I wasn't interested in breaking the game. Not exactly. The world of competitive Pokemon — at the time — was a strange beast. You had your group of people who stuck to online battles using programs like Shoddy Battle, which let you make up whatever team you'd like with whatever moveset and attributes you desired.
When you consider the amount of work that something like that would require in real life, what Shoddy Battle offered is amazing. Normally making one Pokemon — breeding it, then raising it to properly have the right skills and attributes — can take an absurd amount of time. Most people might catch whatever is available and go from there, or go with whatever looks cool. But Shoddy Battle let you make your dream team come true immediately.
Back in real life, Action Replay make what Shoddy Battle made possible — only right in your handheld, not in some offshoot program. That seemed more appealing to me, more... legitimate, somehow.
But the idea of legitimacy is turned on its head when you're using a special tool to achieve something in a game. It wasn't just using the Action Replay to see the hidden values. Unless you're willing to wade through a bunch of tedium, it's kind of necessary to use for what is known as ‘EV training.' Basically, when you level up, what stats your Pokemon gains depend on what EVs they've accrued.

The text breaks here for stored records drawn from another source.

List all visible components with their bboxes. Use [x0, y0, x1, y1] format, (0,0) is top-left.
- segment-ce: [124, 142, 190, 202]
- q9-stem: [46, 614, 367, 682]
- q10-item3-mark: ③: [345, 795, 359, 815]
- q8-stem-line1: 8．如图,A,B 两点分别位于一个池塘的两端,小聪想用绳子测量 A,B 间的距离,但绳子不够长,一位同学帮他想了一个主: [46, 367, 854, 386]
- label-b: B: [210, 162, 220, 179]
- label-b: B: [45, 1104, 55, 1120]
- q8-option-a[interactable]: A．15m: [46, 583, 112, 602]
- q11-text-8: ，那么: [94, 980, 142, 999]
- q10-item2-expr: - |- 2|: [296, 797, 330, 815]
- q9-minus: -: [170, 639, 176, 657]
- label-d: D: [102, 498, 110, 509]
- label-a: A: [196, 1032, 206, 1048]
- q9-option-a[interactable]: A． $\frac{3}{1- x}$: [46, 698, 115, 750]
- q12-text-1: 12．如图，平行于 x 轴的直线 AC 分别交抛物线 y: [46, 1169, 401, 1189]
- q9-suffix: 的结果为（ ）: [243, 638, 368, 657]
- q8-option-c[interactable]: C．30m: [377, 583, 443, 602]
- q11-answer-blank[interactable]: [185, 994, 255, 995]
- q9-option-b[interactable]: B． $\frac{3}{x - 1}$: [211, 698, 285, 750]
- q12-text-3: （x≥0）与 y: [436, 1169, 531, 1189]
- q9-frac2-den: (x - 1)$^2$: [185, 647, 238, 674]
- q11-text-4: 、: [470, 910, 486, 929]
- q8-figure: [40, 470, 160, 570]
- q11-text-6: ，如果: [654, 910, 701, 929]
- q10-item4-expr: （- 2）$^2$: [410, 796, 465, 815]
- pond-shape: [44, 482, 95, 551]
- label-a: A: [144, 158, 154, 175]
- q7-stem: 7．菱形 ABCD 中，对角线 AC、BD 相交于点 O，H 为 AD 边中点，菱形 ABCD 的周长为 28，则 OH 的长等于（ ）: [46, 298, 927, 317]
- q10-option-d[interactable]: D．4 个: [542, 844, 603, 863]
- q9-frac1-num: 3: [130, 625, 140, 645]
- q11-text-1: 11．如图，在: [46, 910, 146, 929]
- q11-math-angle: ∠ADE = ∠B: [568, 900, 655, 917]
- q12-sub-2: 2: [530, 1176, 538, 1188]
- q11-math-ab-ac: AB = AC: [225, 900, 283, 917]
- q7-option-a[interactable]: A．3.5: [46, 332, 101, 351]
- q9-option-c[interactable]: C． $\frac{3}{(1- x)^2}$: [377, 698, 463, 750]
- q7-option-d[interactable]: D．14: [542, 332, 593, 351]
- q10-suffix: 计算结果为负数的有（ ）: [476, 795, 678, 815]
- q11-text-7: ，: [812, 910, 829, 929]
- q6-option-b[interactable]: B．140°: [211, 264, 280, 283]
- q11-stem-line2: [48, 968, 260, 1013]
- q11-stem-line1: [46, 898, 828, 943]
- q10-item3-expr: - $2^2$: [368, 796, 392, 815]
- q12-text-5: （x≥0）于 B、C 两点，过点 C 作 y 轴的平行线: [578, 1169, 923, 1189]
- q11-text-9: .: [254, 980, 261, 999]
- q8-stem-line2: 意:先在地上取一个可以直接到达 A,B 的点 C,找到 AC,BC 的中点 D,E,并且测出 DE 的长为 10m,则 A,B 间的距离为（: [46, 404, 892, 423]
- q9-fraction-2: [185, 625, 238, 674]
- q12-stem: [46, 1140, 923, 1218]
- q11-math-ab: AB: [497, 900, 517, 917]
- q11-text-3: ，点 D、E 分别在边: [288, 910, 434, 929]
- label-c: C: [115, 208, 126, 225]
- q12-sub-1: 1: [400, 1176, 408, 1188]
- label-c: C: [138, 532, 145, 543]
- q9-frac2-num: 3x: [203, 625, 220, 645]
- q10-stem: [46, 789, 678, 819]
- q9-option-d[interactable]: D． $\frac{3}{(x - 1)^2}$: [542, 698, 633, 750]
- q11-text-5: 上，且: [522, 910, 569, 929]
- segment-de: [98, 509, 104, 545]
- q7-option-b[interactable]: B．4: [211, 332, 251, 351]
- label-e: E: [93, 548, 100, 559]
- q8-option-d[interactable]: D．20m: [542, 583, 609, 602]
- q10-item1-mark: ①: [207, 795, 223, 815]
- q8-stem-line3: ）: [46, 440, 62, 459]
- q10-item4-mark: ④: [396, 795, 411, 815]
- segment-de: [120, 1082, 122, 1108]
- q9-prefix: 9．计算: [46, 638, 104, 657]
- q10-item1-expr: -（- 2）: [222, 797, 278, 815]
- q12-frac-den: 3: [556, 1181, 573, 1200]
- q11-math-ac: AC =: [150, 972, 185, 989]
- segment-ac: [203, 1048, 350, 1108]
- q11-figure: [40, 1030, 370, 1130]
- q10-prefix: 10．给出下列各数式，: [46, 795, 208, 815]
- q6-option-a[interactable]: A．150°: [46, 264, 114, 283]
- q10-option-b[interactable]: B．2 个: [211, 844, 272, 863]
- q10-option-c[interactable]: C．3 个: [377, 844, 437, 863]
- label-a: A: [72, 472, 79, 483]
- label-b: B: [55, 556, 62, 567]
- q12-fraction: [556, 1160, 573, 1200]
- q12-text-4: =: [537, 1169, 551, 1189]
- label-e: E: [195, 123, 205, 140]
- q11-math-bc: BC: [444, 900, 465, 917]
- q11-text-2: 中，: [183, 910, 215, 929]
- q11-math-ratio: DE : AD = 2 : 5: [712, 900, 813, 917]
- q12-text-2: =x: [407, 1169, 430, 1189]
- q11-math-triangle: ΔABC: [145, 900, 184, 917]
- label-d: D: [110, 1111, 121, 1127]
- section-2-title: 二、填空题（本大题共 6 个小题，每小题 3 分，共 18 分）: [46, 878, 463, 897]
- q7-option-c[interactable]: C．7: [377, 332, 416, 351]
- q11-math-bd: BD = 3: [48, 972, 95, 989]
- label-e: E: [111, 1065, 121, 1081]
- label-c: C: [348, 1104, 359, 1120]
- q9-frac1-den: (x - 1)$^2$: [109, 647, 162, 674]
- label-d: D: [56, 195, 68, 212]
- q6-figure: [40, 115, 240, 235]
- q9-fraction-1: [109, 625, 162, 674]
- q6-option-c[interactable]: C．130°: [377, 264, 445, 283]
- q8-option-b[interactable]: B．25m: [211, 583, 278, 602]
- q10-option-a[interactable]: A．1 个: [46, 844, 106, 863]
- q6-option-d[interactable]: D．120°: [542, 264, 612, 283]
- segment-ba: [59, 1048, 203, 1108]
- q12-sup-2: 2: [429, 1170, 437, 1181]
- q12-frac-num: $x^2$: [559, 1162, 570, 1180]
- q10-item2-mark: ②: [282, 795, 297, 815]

Every Pokemon has specific EVs that they give you after defeating them, and these are added up every time you level.
When you need a particular Pokemon that only appears 20 per cent of the time in a particular patch of grass to make sure your Charizard has a lot of special attack, suddenly the ability to make sure that specific wild Pokemon appears via Action Replay becomes appealing. I initially bought the device just to take a look behind the curtain, but when it gave me the ability to do more, I couldn't help but pull the curtain back even further.
I figured: I could just leave it all up to chance. Or, I can help myself... but just a little. Whatever I thought about cheating beforehand — that it wasn't OK, that I shouldn't do it — faded away.
I remember talking to competitive community members at the time and the way we would discuss it was kind of bewildering. Pokemon you made from scratch using a cheating device? Like say a shiny legendary Pokemon with an absurd moveset? No good, get that crap away from me.
If the Pokemon isn't normally possible in the game, then your methods are looked down upon. As if all that other stuff isn't also normally impossible in the game.
But if you if you actually had to put in some work in conjunction to whatever you did with your Action Replay? Well, that was different. That Pokemon was OK. You earned it.
Sure you made that Pokemon appear endlessly somewhere in a way it wasn't supposed to naturally. Sure you looked at stuff you weren't supposed to with hidden stats. But, you still battled through all those Pokemon to gain their EVs. You still went through the process of hatching your Pokemon, too.
It was like it was cheating, but it wasn't cheating at the same time.
What people will do to make cheating OK, to justify cheating, is fascinating to me. On a completely technical level, what I did with my Pokemon is ‘cheating.' I went outside the normal game, I altered the experience I was supposed to have. But it didn't ‘feel' like cheating, because there was work involved.
It seems different than, say, paying to win against other players, even though I'm sure someone like that has their reasons for playing the way they do. Even if it's just "I wanted to have fun" or "I wanted to be a dick."
So maybe it's just me trying to feel better about what I did, to make distinctions where there aren't any. It's like saying "yes, this is cheating, but not as much as this other thing is!" Hah, OK, buddy.
And maybe the distinction doesn't matter when talking about contained experiences that don't affect anyone else. It's one thing to cheat on a single player game, it's another thing entirely to cheat when other people are playing clean. You can sully your morals as much as you want: privately, though. It's your business.
The trick here is that with the Pokemon thing, there were other people involved. The entire point of raising a Pokemon with special tools isn't to use them in-game. You don't need to put so much effort into that. Most people try to make "perfect" Pokemon because they want to use them in battle or want to trade them. Which is to say, cheating exists in this wider social sphere where it's socially acceptable to cheat.
If that's the case, then trying to have this noble, moral and universal idea of what cheating is — "act dishonestly or unfairly in order to gain an advantage" — doesn't quite work. I technically cheated when I played Pokemon...but it was accepted, and widely-done. Can that still be considered cheating? Would stuff like aim-botting still be cheating if everyone did it? But why does it only matter when other people are involved if cheating is a moral thing? I don't think this stuff is as clear-cut as it might seem.
Regardless, the joke was on me: I toyed with what I shouldn't have, and then Pokemon without the power, without the competitive edge, without the extra minutia, became boring. The price of cheating is not always one of integrity.